A friend was excited upon purchasing a new toaster oven. A valuable item for my friend, my own toaster oven is assuming the definition of “clutter” for me. I had “loved, used and needed” it, but discovered it is complicated to clean. Now, it seems a waste of electricity and counter space for a slice of toast.
I am reminded that “love, use and need” are often in the process of acquiring or losing value. Interests evolve, I outgrow what I use now, my needs in the future could be different. It is true of clutter in my house. It is true of clutter in my relationships. It is true of the clutter I encounter in issues that are important to me, in what hurts, in what I can forgive, in what I fear. I realize there is clutter in all that I know. I trip on clutter in all I do not know.
I dismay in what I am unable to de-clutter. I dismay that new clutter comes into my life.

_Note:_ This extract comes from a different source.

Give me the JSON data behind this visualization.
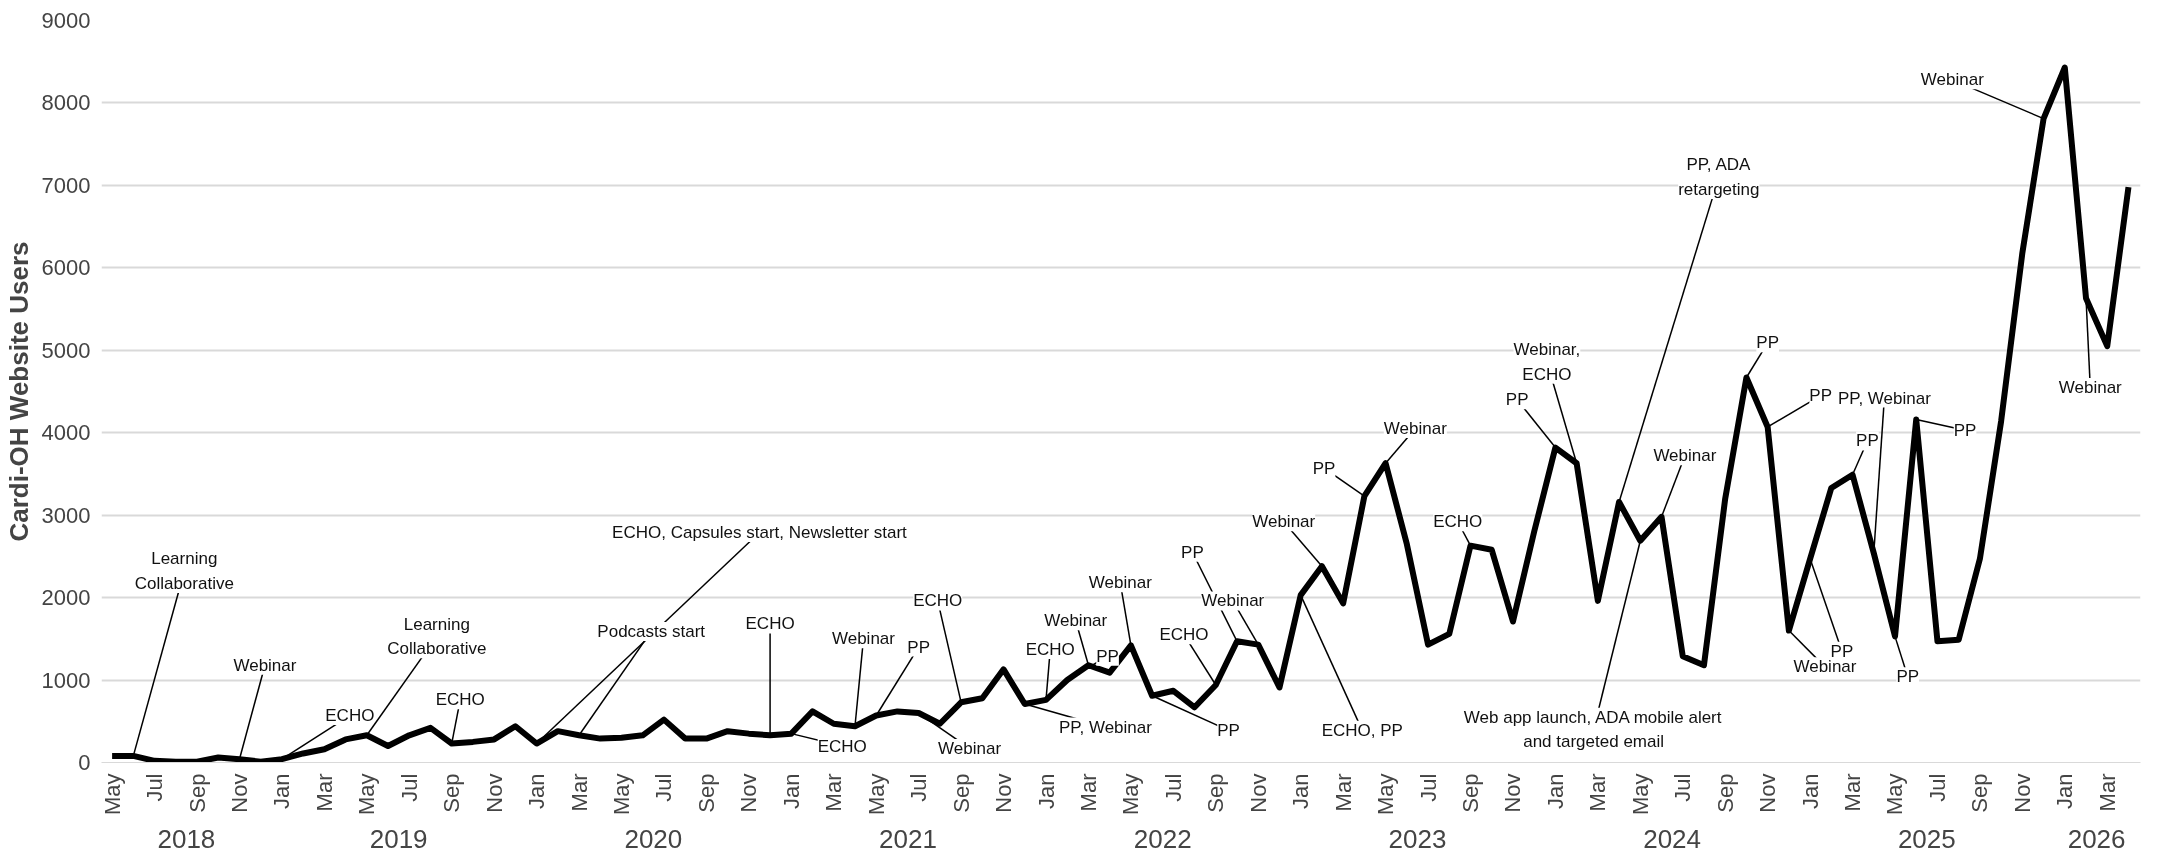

Flying, I have learned that my life will never completely de-clutter, because my life will never completely be perfect.
Flying is not a process of “getting it right” in figuring out what I “love, use and need”. Flying is a process of the continuous release that flows with my acceptance of change and willingness to risk my growth. Letting go of imperfections, forgives. Letting go of mistakes, understands. There will always be something to release.
With growth, there is a difference between yesterday and today in what I value. Flying, I find what I “love, use and need”, knowing I can release with love and kindness, when it is time to grow, time to change.
My imperfect growth, my imperfect change, is in every release of FLYING.